On Wednesday the environmental groups filing the second lawsuit continued the criticisms of the EPA and the process it had taken to recently end the Obama-era protections that had stopped the mine in 2014.

“EPA’s decision to abandon protections for Bristol Bay is driven by politics, not science, and Alaska’s wild salmon fishery and the people and communities who depend on it are the victims,” said Joel Reynolds, the Western director at the Natural Resources Defense Council. “The Trump administration’s backing of a foreign mining company over the people of Alaska in disregard of science-based safeguards is arbitrary, capricious and illegal.”

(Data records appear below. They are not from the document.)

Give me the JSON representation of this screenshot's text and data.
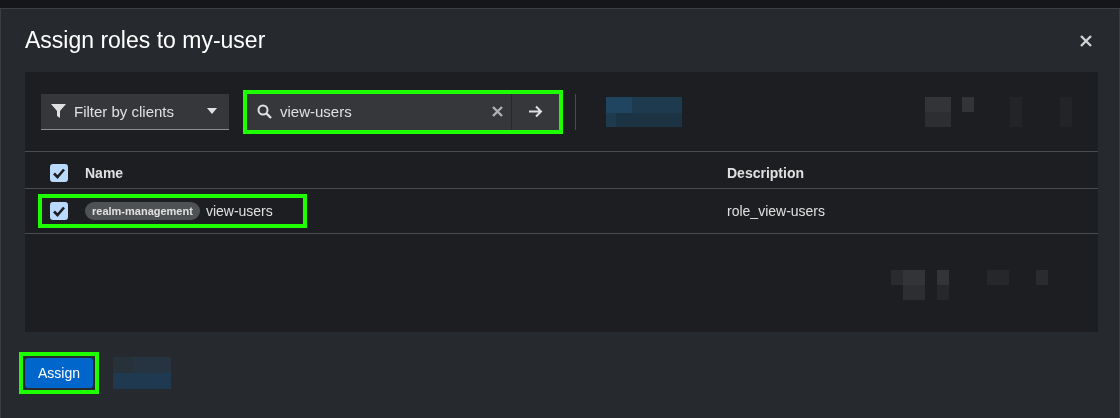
{
  "dialog": {
    "title": "Assign roles to my-user"
  },
  "toolbar": {
    "filter": {
      "label": "Filter by clients"
    },
    "search": {
      "value": "view-users",
      "highlighted": true
    }
  },
  "table": {
    "select_all": {
      "checked": true
    },
    "columns": [
      "Name",
      "Description"
    ],
    "rows": [
      {
        "checked": true,
        "highlighted": true,
        "client": "realm-management",
        "name": "view-users",
        "description": "role_view-users"
      }
    ]
  },
  "actions": [
    {
      "label": "Assign",
      "kind": "primary",
      "highlighted": true
    }
  ]
}
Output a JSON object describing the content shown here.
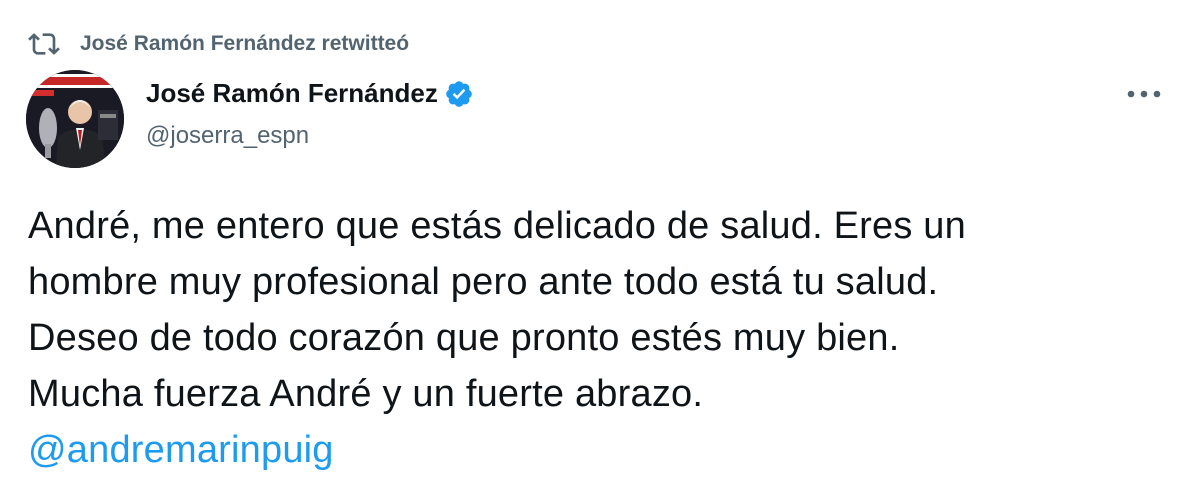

Tim Bristol, executive director of SalmonState, said, “With its mine proposal, Pebble Limited Partnership perpetuates a myth that building a colossal open-pit mine will not have negative impacts on the world’s greatest wild salmon fishery. History and the science say otherwise. Unfortunately, backroom deals and cronyism between political appointees and mining lobbyists have left us with no choice but to petition the courts for relief.”

An EPA spokesman said the agency does not comment on pending litigation.

This story has been updated with additional developments Wednesday.